Cordilleran Section - 99th Annual (April 1–3, 2003)

Paper No. 8
Presentation Time: 8:30 AM-5:30 PM

MARINE GEOPHYSICAL TRANSECT OF THE CONTINENTAL BORDERLAND AND ADJACENT PACIFIC SEAFLOOR, CALIFORNIA AND MEXICO


STOCK, Joann M.1, ARAGON-ARREOLA, Manuel2 and CLAYTON, Robert1, (1)Seismological Laboratory, California Institute of Technology, Caltech 252-21, Pasadena, CA 91125, (2)Geologia, CICESE, Km 107 Carretera Tijuana-Ensenada, Ensenada, B.C, 28060, Mexico, jstock@gps.caltech.edu

Geophysical cruise Nathaniel B. Palmer 02-07 traversed from Port Hueneme, CA to New Zealand in November 2002. We collected gravity, swath bathymetry, echo sounder, and magnetics data on the transit, as part of a Caltech marine geophysics class.

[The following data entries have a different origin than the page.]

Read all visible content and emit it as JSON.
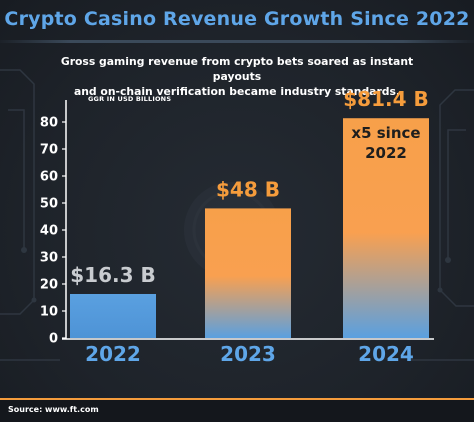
{
  "title": "Crypto Casino Revenue Growth Since 2022",
  "subtitle_line1": "Gross gaming revenue from crypto bets soared as instant payouts",
  "subtitle_line2": "and on-chain verification became industry standards.",
  "unit_note": "GGR IN USD BILLIONS",
  "source": "Source: www.ft.com",
  "colors": {
    "title": "#5fa6e8",
    "bar_top_orange": "#f7a04a",
    "bar_bottom_blue": "#5aa0e0",
    "bar_2022": "#5aa0e0",
    "label_orange": "#f59c3c",
    "label_grey": "#c9ccd0",
    "year_label": "#5fa6e8"
  },
  "chart_data": {
    "type": "bar",
    "categories": [
      "2022",
      "2023",
      "2024"
    ],
    "values": [
      16.3,
      48,
      81.4
    ],
    "data_labels": [
      "$16.3 B",
      "$48 B",
      "$81.4 B"
    ],
    "annotation": {
      "bar_index": 2,
      "line1": "x5 since",
      "line2": "2022"
    },
    "ylabel": "",
    "ylim": [
      0,
      80
    ],
    "yticks": [
      0,
      10,
      20,
      30,
      40,
      50,
      60,
      70,
      80
    ],
    "grid": false,
    "legend": "none"
  }
}
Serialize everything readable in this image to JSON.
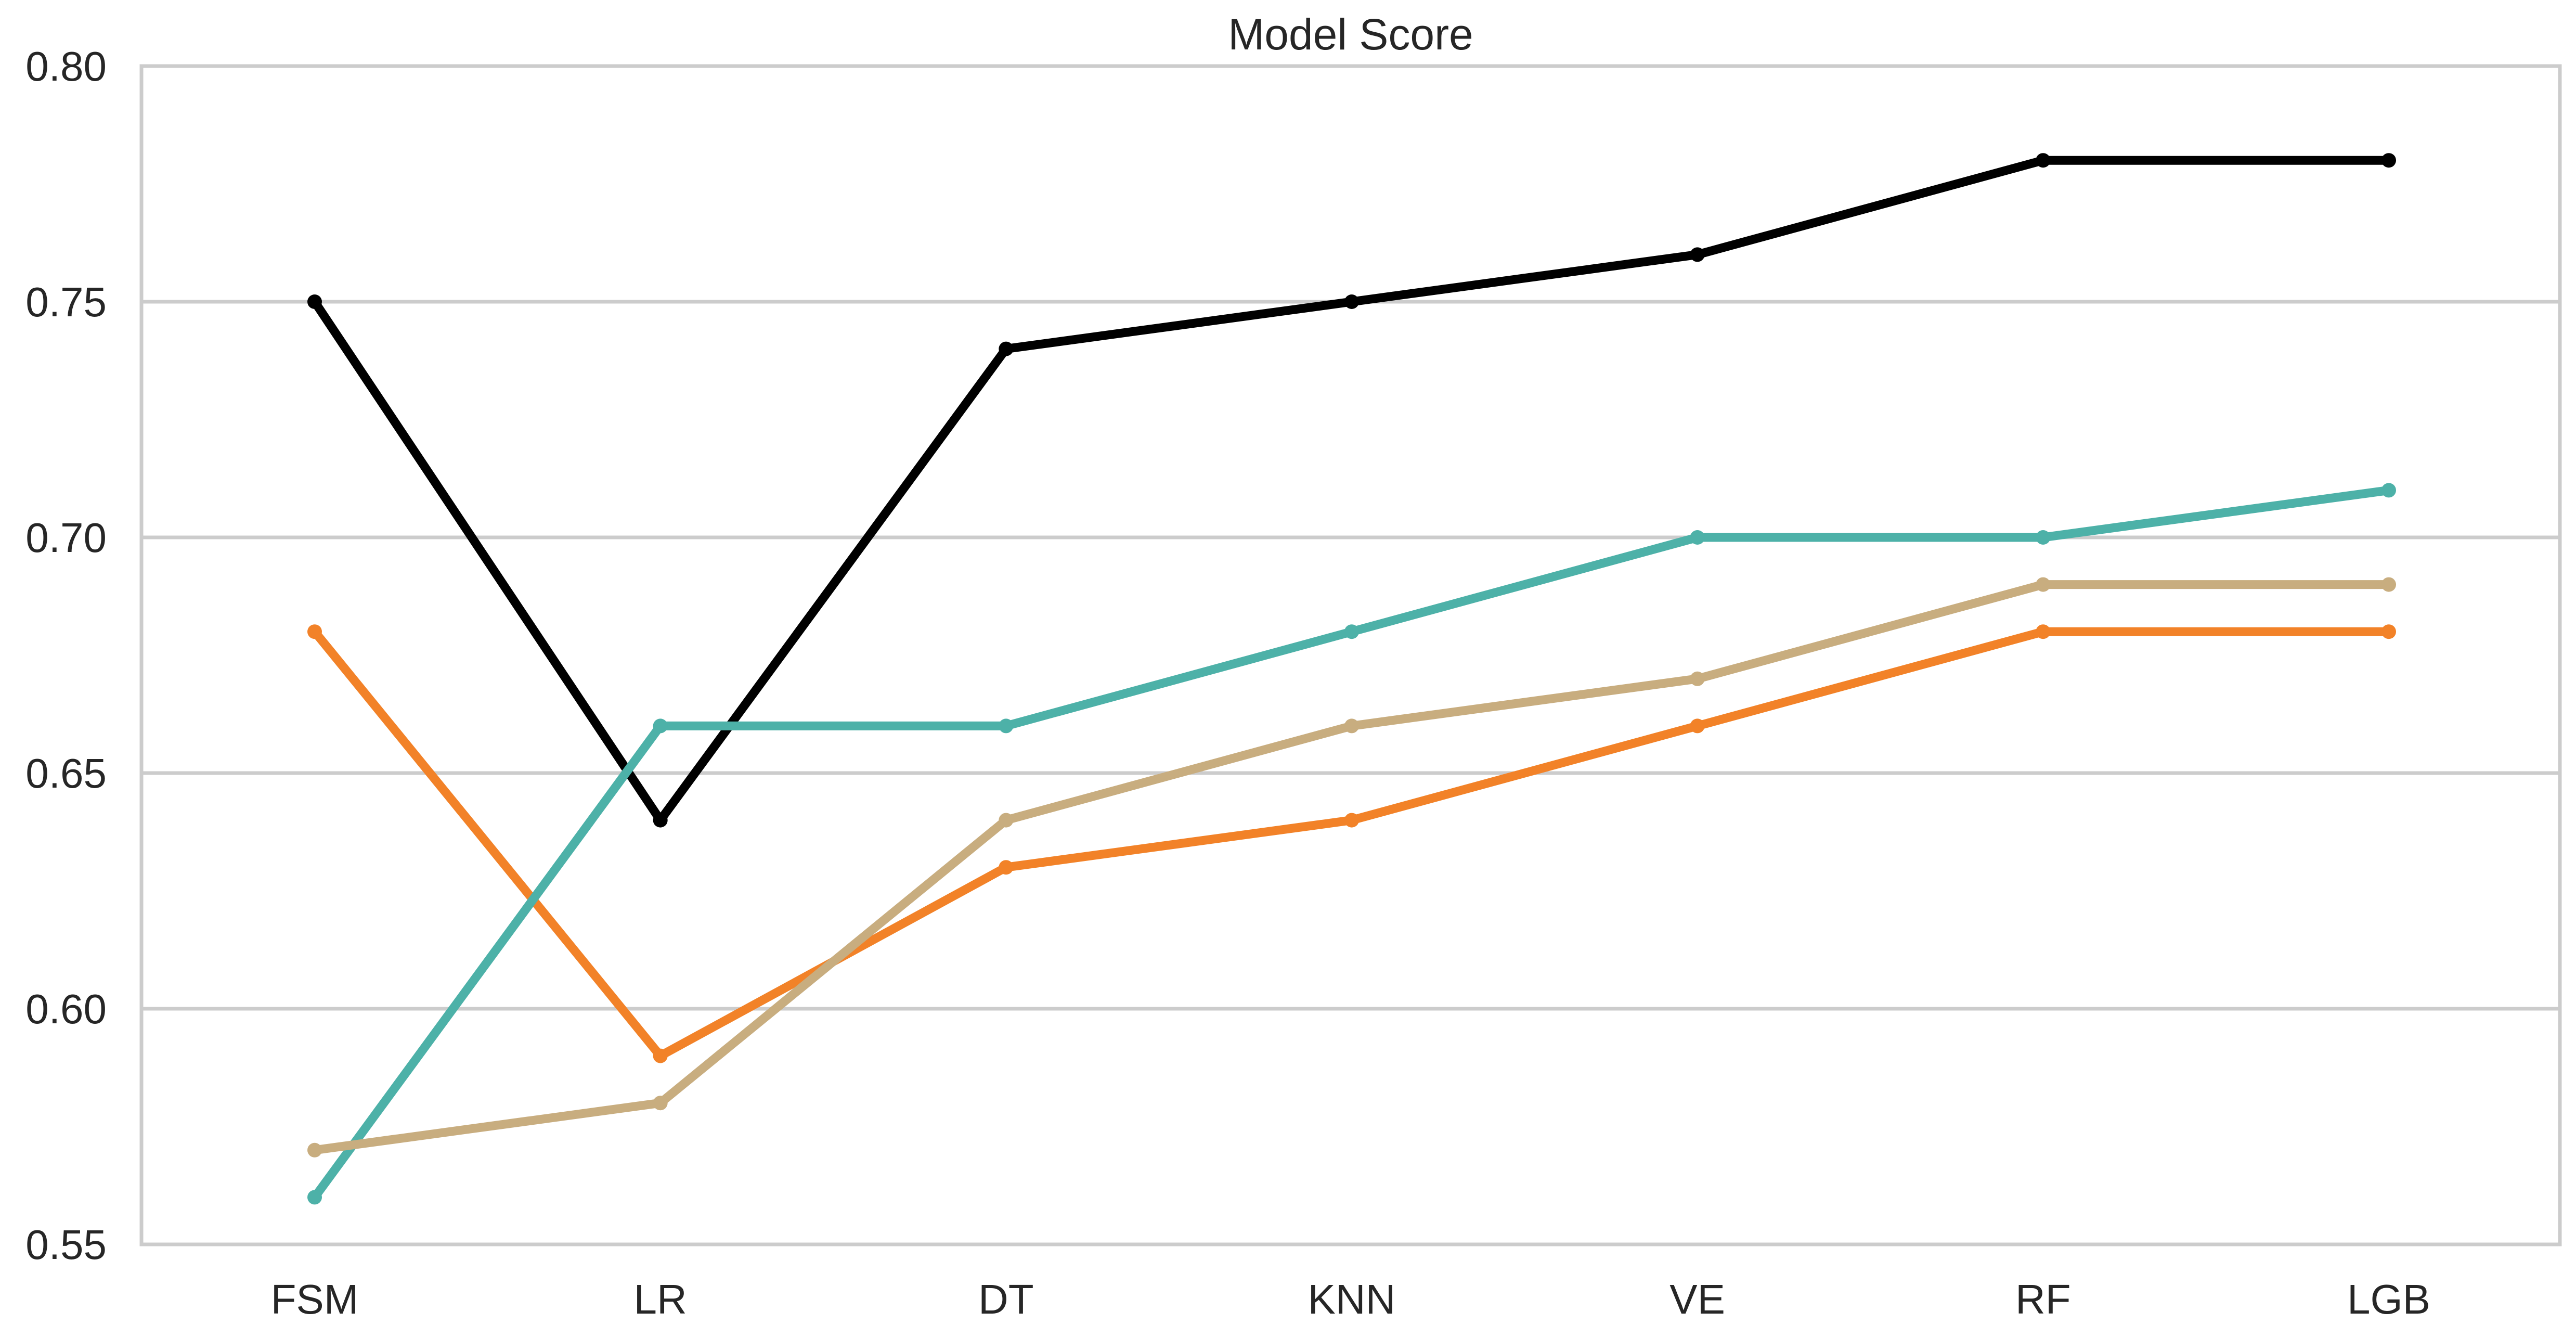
{
  "chart_data": {
    "type": "line",
    "title": "Model Score",
    "xlabel": "",
    "ylabel": "",
    "categories": [
      "FSM",
      "LR",
      "DT",
      "KNN",
      "VE",
      "RF",
      "LGB"
    ],
    "ylim": [
      0.55,
      0.8
    ],
    "yticks": [
      "0.55",
      "0.60",
      "0.65",
      "0.70",
      "0.75",
      "0.80"
    ],
    "grid": "horizontal",
    "legend": "none",
    "series": [
      {
        "color": "#000000",
        "values": [
          0.75,
          0.64,
          0.74,
          0.75,
          0.76,
          0.78,
          0.78
        ]
      },
      {
        "color": "#F28228",
        "values": [
          0.68,
          0.59,
          0.63,
          0.64,
          0.66,
          0.68,
          0.68
        ]
      },
      {
        "color": "#4DB1A8",
        "values": [
          0.56,
          0.66,
          0.66,
          0.68,
          0.7,
          0.7,
          0.71
        ]
      },
      {
        "color": "#C8AD7F",
        "values": [
          0.57,
          0.58,
          0.64,
          0.66,
          0.67,
          0.69,
          0.69
        ]
      }
    ]
  }
}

The project was sponsored by NSF-OPP. Our focus in the continental borderland was to study some of the major faults and basins using primarily bathymetry and gravity. The ship has a new Simrad EM120 multibeam system with 191 beams in a swath up to 150 degrees wide, which returned bathymetry, amplitude, and sidescan with a swath width up to 7 times the water depth; and an ODEC Bathy2000 3.5 kHz wide-beam (30 degree aperture) echo sounder with 100 m subbottom penetration. The Bathy2000 subbottom files were stored in SEGY format, and retrieved with seismic data processing software to reveal the surficial strata and /or rocks. Our track headed roughly S from Port Hueneme across the Santa Cruz Island fault and the fault S of San Nicolas island, and then SSE in the Nicolas forearc terrain of the borderland. Here, we see some NNW-striking faults in an en-echelon pattern with left-stepping segments on a scale of approximately 5 km along strike. We followed a track along the E side of the Velero Basin to 31 N, 118 W, where we turned and went SW across the Patton Escarpment to the Pacific oceanic lithosphere. We find some evidence for near-surface offset on some faults, visible in the subbottom penetration data. Gravity anomalies were generally correlated with large-scale structural highs and lows. The most negative gravity anomaly we recorded in this region was in the basin south of San Nicolas island. Swath bathymetry west of the borderland revealed structures due to Pacific-Farallon and Pacific- microplate spreading including abyssal hill fabric and pseudofault traces. Further analysis of our data set may help to constrain the degree of recent activity, and/or modification by sedimentary processes, of these borderland faults.